Репейка - Иштван Фекете 2 стр.


Чампаш начисто забыл в эту минуту представившееся ему видение, его захлестывали по колено волны радужного благодушия, которые выплескивались из двери, расцвеченные яркой стружкой человеческой речи.

- Я должен войти туда, - понял Чампаш и, конечно, потопал в дом, ибо в этот миг его не сбила бы с пути даже стая волков. Подойдя, он прислонился к дверному косяку, чувствуя, что вправе позволить себе некоторые удобства. К тому же, он почему-то споткнулся, да и земля словно бы качнулась у него под ногами, так что опереться было необходимо - опора вселяла спокойствие.

- Вот и я, - громко вздохнул Чампаш, - ведь я здесь свой, это всем известно… - Но тут он попытался прогнать муху с чувствительного своего брюха и опять пошатнулся.

- Черт возьми, что творится с этим ослом? - поднялся старый Галамб. - Уж не съел ли чего не надо? - Он почесал Чампашу лоб, до слез растрогав тем своего длинноухого помощника; осел вздохнул еще раз, меланхолически и любовно.

Старый пастух оторопел: в лицо ему ударило тяжким винным перегаром, смешанным с легким ароматом недавно потребленной люцерны.

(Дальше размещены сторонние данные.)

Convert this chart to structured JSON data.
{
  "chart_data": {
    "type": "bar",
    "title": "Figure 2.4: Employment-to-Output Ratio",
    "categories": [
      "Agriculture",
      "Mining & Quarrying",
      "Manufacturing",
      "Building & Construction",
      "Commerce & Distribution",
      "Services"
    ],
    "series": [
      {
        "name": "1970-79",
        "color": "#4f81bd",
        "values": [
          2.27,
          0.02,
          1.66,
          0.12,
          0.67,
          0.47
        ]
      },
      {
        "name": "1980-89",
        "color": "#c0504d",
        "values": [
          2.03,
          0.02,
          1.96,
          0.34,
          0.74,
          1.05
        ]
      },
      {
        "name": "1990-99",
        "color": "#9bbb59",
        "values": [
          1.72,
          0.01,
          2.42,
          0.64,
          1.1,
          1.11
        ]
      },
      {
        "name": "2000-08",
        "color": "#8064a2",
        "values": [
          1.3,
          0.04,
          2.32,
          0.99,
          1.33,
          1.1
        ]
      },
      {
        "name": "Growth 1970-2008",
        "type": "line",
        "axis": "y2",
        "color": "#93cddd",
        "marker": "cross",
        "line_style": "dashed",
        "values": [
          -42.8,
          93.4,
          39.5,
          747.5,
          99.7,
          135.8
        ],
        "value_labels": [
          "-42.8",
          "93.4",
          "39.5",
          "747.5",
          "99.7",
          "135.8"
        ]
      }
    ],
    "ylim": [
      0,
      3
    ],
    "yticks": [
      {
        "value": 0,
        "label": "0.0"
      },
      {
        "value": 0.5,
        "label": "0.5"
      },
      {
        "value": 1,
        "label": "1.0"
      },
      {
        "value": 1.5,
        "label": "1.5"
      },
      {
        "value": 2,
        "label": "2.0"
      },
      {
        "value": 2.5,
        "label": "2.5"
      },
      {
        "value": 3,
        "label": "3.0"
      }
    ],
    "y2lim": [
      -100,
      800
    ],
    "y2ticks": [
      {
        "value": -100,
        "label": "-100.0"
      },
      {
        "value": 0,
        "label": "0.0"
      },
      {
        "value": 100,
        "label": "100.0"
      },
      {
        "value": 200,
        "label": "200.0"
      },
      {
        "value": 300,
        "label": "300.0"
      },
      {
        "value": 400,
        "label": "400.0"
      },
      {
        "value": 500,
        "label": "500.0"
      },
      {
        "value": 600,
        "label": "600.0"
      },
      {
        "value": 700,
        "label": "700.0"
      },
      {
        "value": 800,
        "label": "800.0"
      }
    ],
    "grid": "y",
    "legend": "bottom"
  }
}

- Люди, а люди, - обернулся он к застолью, - не оставили вы где-нибудь на дворе вино?

- В бадейке стоит.

- Я ведь потому спросил, что осел-то хмельной!

- Ах, дьявольщина! - так и подскочил младший из гостей, потом бросился к задку телеги и остановился, ошалело почесывая затылок. - На самом донышке оставил, чтоб его молния спалила, вашего осла чертова! - И потянулся за кнутом.

А Чампаш тем временем понял, что тяжелый, жирный смрад кухни вступил ему в легкие и в желудок, и помочь тут может лишь та самая жидкость. Не совсем уверенным шагом направился он к бадейке, но едва наклонил голову, как сзади просвистел кнут и с силой щелкнул его по боку. Безмерно удивленный Чампаш всеми четырьмя ногами взбрыкнул в воздухе, но, опустившись наземь, незамедлительно повернулся к незнакомцу задом; обидчик же, как видно, не был осведомлен о моральном ослином кодексе, потому что опять вскинул кнут. Он успел нанести еще один удар и тут же распростерся на земле, так как Чампаш, распаленный вином и незаслуженным оскорблением, лягнул его изо всех сил. Он собрался еще и укусить незадачливого обидчика, именовавшегося Йошкой, но последний со страху уже бросился наутек в кухню.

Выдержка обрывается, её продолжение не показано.